Relaciones fundamentales propias de la naturaleza humana:

d) La sociabilidad es la constitutiva inclinación a dar y recibir compartiendo de algún modo la propia vida con otras personas. Es un salir de sí mismo para entrar en relación con otros seres humanos sin merma de la propia identidad e intimidad. La sociabilidad se funda en una doble tendencia o necesidad humana: la necesidad de recibir o dependencia, y la necesidad e inclinación a dar o efusividad. Esta última capacidad es particularmente significativa, puesto que es la más peculiar de la persona como un ser dotado de intimidad. Es la dimensión más netamente creativa, el cauce por el que discurren el conocimiento intelectual y la libertad, y la forma más profunda de enriquecimiento humano.

e) El dominio es la relación propia del ser humano con las cosas que forman entorno natural en que discurre su vida. La apertura al mundo supone una confrontación con seres no personales de los que depende la subsistencia humana, lo que implica para el ser humano una responsabilidad o tarea, un trabajo cargado de exigencias para el hombre mismo: encontrarse al cuidado de la tierra y de los seres naturales para convertir el mundo en un lugar habitable. Por su racionalidad, la persona puede decidir sobre el uso de las cosas, poseer y someter a seres de dignidad inferior para configurar el mundo y remediar las necesidades de un vivir digno. Las exigencias que su existencia corporal impone al ser humano, para mantenerse en el ser y perfeccionarse como persona, obligan a éste a cuidar y adecuar ‘la tierra’ a las necesidades humanas, pero su condición de ser personal es la que le concede derechos y deberes en el dominio y uso responsable de los bienes terrenos.

f) Trascendencia indica aquí la conciencia de la ordenación de la propia existencia a un fin último de plenitud. Su fundamento está en el grado de participación del ser humano en el Acto puro de ser (Ipsum Esse subsistens) divino. Implica lo que en el lenguaje bíblico se denomina “imagen y semejanza” respecto del Creador y supone la apertura a lo infinito (Aristóteles afirmaba ya que “el alma es de alguna manera todas las cosas”) propia del espíritu.

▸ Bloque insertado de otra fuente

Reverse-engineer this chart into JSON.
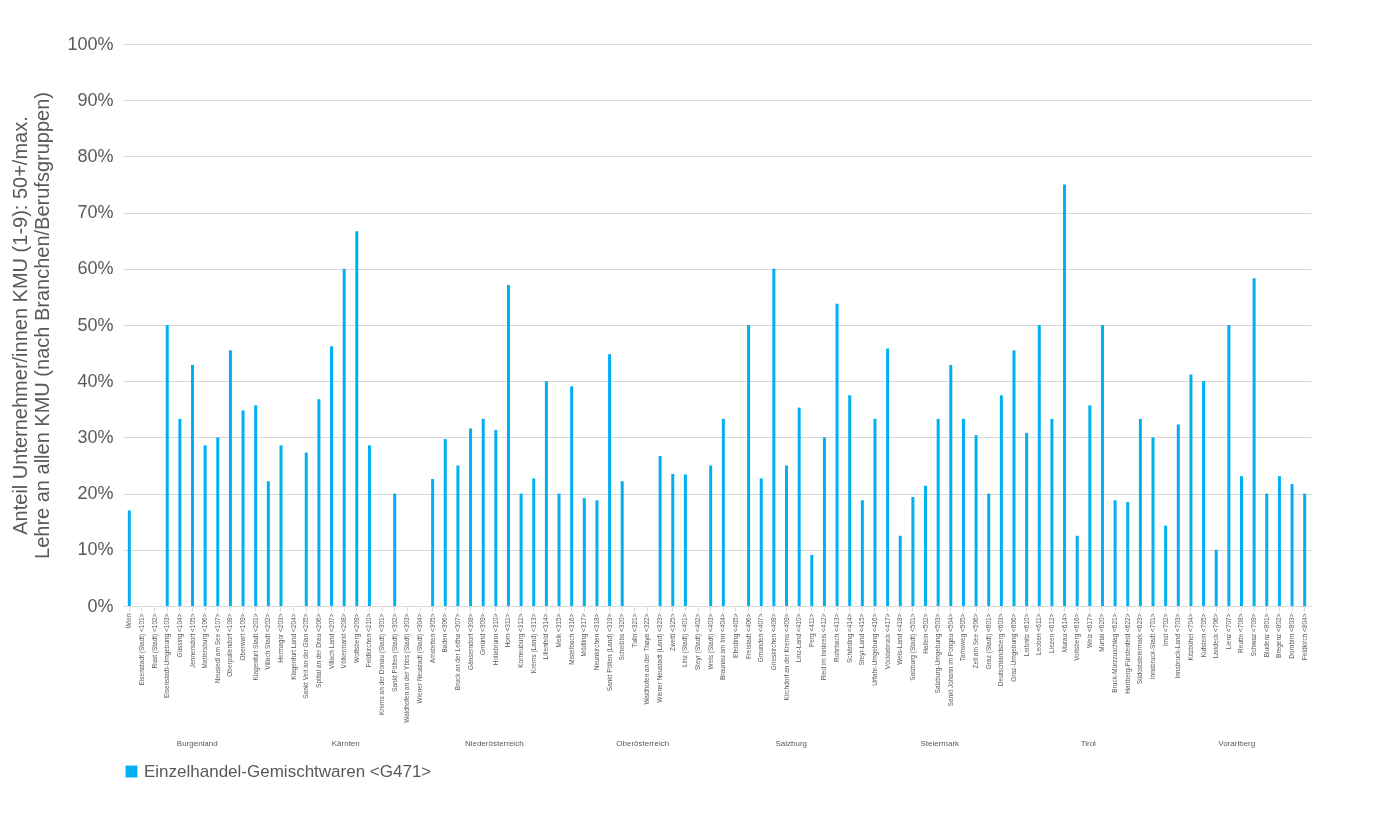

Es la apertura y necesidad de un sentido para la propia vida, el ansia de felicidad. Sin un sentido, sin trascendencia, la vida humana se viviría en rigor para nada, por lo que todo en la existencia se convertiría en irrelevante y la existencia humana misma en un absurdo, lo cual haría insoportable el vivir. Hablamos, en fin, de una suerte de vocación ontológica a una participación y comunicación lo más plena posible en la perfección del Ser Divino.

La trascendencia es el ámbito o marco en el que arraiga la dimensión ética y religiosa del ser humano; también su dimensión metafísica como ser constitutivamente “religado” (X. Zubiri). Para el hombre, el mero sobrevivir (la satisfacción de las necesidades vitales y materiales) sólo es valioso como condición necesaria -pero no suficiente- para lo más significativo de la vida humana. Y lo más importante de la vida es comprender lo que son las cosas y uno mismo; elegir y proyectar el curso de la propia vida, admirar y embellecer el mundo; establecer ámbitos de habitabilidad y convivencia; y, en última y fundamental instancia, descubrir el porqué y el para qué últimos de la vida, de la realidad de la que formamos parte, y asumirlos como don y tarea del vivir.